Barcelona has a treasure-house list of buildings and works by Antoni Gaudi. Sagrada Familia, of course. The buildings and grounds of Park Guell. The curvy and colorful Casa Battlo and La Pedrera. The stately mansion, Palau Guell.
But the oldest Gaudi building, his first major commission, gets much less attention, and wasn’t even open to the public until a very few years ago.
Casa Vicens, whose design began the year Gaudi graduated from architecture school and was built only a few years later, was the prize surprise of my latest visit to Barcelona. Tucked away on a quiet street in the Gracia neighborhood, it is instantly recognizable as his work although it is very different from later buildings.
In many of his later buildings, the lines curve and the color is largely inside, behind masonry or concrete forms. At Casa Vicens, which was designed to be a summer home, just a bit north of the city, color blares in all directions, and the lines, if canted, tend to be straight.
But other aspects of the later Gaudi are there to be seen: while there is more reference here to ‘oriental’ or ‘Moorish’ themes, there is also the profusion of shapes modeled on nature—even, as below, with ‘vines’ tucked into rafters to give the impression of an arbor.
Throughout the house, in fact, two ‘natural’ themes recur: yellow flowers, and leaves of the fan palm or palmetto. In a letter to a collaborator, he wrote that “When I went to take the measurements of the site, it was totally covered with some yellow flowers, which I used as an ornamental theme for the ceramic. I also found an exuberant palmetto palm, whose leaves fill the grid of the gate of the house.”
The picture below shows the house’s main gate, molded from clay images of the palm leaves.
Because it was meant as a summer house—for a broker/marketer, Manuel Vicens who had become a friend—Gaudi created many connections to the outdoors: small balconies, open porches with shutters rather than glass, and fountains in the extensive gardens. There was even a waterfall, opposite the main entrance, which was through the garden rather than from the street.
And, in part because it’s a summer house and in part because it’s Gaudi, there’s a roof terrace worth visiting.
Below the roofs, Gaudi showed his innovative nature in a number of ways, including using small hexagonal hallways in the center of the building, next to the stairs, rather than wasteful corridors; that meant more space in the rooms. And in the rooms, he used a variety of three-dimensional ceiling treatments to give the impression of larger spaces.

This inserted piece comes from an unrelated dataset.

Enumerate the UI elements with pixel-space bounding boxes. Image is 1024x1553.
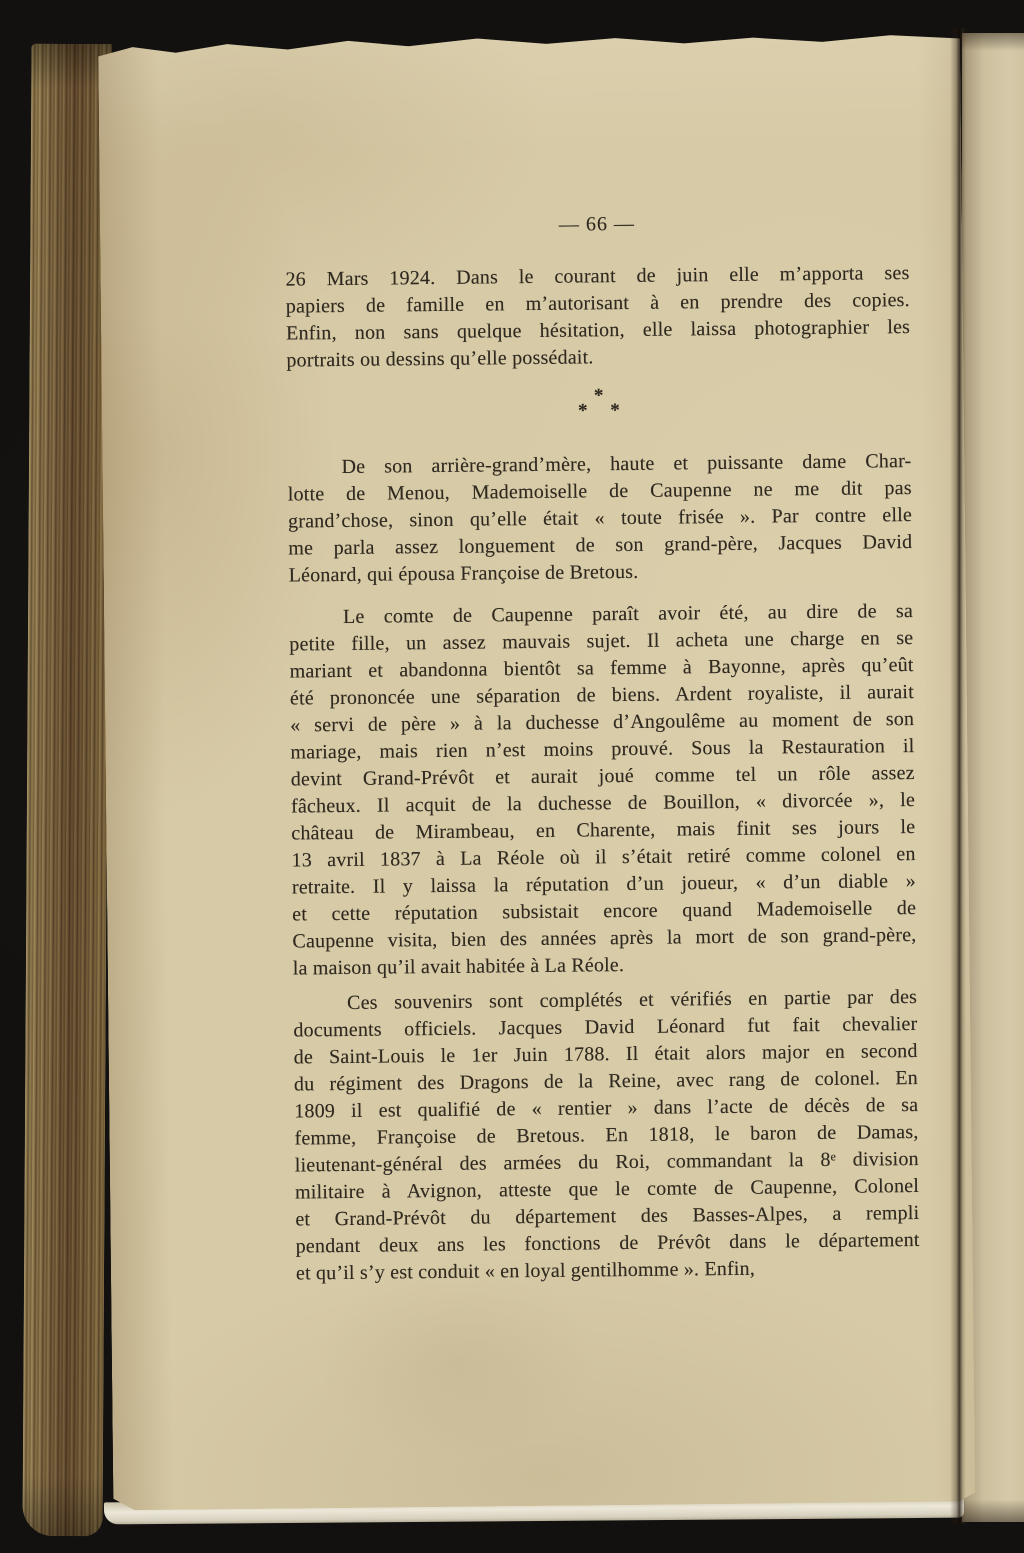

Sadly, in the 20th century, parts of the garden land were sold off, and the waterfall was demolished; other changes made the house more comfortable for the families that continued to live there until 2014 but caused the loss of some original features.
Sheet of Gaudi’s submitted plan; an 1890s photo of the house
In 2014, MoraBank, an Andorran finance company, bought the building and financed its restoration as a house-museum. As with a number of other moderniste works, it was already on the Unesco World Heritage list; now visitors can see why.
The restoration, though, left me with remaining question. The restorers removed a number of additions that clashed with the original, and restored features such as the shutters on the porches.
On the other hand, the rooms are empty, and the top two floors are configured as clean white-wall exhibit space. Perhaps someday, someone will offer to pay for replicas of the furniture Gaudi designed for the house, and to restore the upper floors to their time.
Even so: It is such an exuberant work, and such a foretaste of the ways in which Gaudi’s work developed, that I’d say it should be near the top of the bucket list for visitors, possibly right behind Sagrada Familia.